One of the standard representations for a public key of the type used in Bitcoin (i.e. X9-style EC) is 'uncompressed' form, whose first octet (see below) is always 04 (to distinguish it from the other forms). Thus you can determine one byte of all public keys without any computation at all, but this provides exactly zero, zilch, nada information about the private keys.
Also to be super pedantic, 'byte' is not a fixed size. It can be as small as 1 bit (especially on the PDP-6 and -10 which had variable byte-field pointers, but now exist only in literal museums). However, the computers available for programming by most non-specialists today always have 8-bit bytes, so many people never even imagine the other possibilities. (This is why properly-written standards use 'octet' not 'byte' when they mean specifically 8 bits.)
So presumably you meant one 8-bit byte in the meaningful part (i.e. either coordinate) of a public key. Then the answer is: NO; you can't compute any part of either coordinate without doing the point multiplication, which always produces all of both coordinates. There are several different methods of doing this multiplication, with different speeds, but none is sped up by producing a partial result.

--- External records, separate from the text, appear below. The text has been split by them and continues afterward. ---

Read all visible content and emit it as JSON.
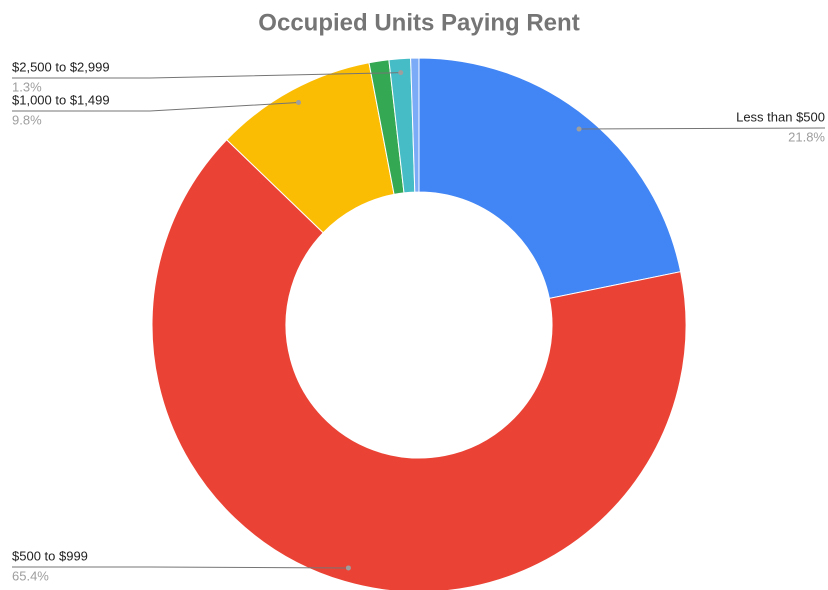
{
  "chart_data": {
    "type": "donut",
    "title": "Occupied Units Paying Rent",
    "categories": [
      "Less than $500",
      "$500 to $999",
      "$1,000 to $1,499",
      null,
      "$2,500 to $2,999",
      null
    ],
    "values": [
      21.8,
      65.4,
      9.8,
      1.2,
      1.3,
      0.5
    ],
    "value_labels": [
      "21.8%",
      "65.4%",
      "9.8%",
      null,
      "1.3%",
      null
    ],
    "colors": [
      "#4285f4",
      "#ea4335",
      "#fbbc04",
      "#34a853",
      "#46bdc6",
      "#7baaf7"
    ]
  }
}
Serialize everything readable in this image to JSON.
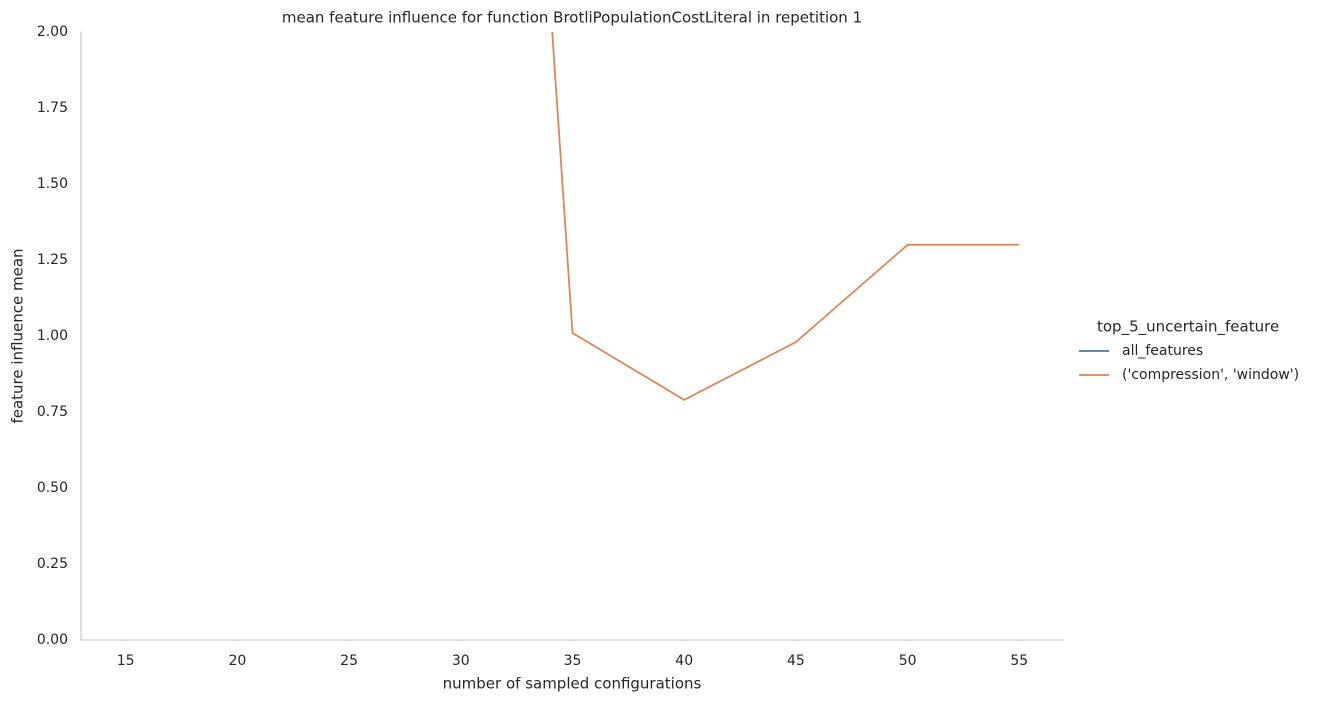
{
  "chart_data": {
    "type": "line",
    "title": "mean feature influence for function BrotliPopulationCostLiteral in repetition 1",
    "x_label": "number of sampled configurations",
    "y_label": "feature influence mean",
    "legend_title": "top_5_uncertain_feature",
    "x": [
      34,
      35,
      40,
      45,
      50,
      55
    ],
    "series": [
      {
        "name": "all_features",
        "color": "#4c72b0",
        "values": [
          null,
          null,
          null,
          null,
          null,
          null
        ]
      },
      {
        "name": "('compression', 'window')",
        "color": "#dd8452",
        "values": [
          2.1,
          1.01,
          0.79,
          0.98,
          1.3,
          1.3
        ]
      }
    ],
    "xlim": [
      13,
      57
    ],
    "xticks": [
      15,
      20,
      25,
      30,
      35,
      40,
      45,
      50,
      55
    ],
    "ylim": [
      0,
      2
    ],
    "yticks": [
      {
        "value": 0,
        "label": "0.00"
      },
      {
        "value": 0.25,
        "label": "0.25"
      },
      {
        "value": 0.5,
        "label": "0.50"
      },
      {
        "value": 0.75,
        "label": "0.75"
      },
      {
        "value": 1,
        "label": "1.00"
      },
      {
        "value": 1.25,
        "label": "1.25"
      },
      {
        "value": 1.5,
        "label": "1.50"
      },
      {
        "value": 1.75,
        "label": "1.75"
      },
      {
        "value": 2,
        "label": "2.00"
      }
    ],
    "legend": "right"
  }
}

But let's consider the ideal case: you design and manufacture your own totally custom chips which can do a secp256k1 basepoint multiplication in one nanosecond; this probably costs only a few billion dollars. And you have a billion of these chips (almost one per person on Earth) and several thousand power plants, owned and controlled by you, plus sufficient fuel for types that require it. It would take 2 thousand trillion trillion trillion trillion years (using US trillion = 10^12) to search the secp256k1 private-key space -- that's so long that in comparison the entire existence of the universe, much less the Earth, is undetectably small.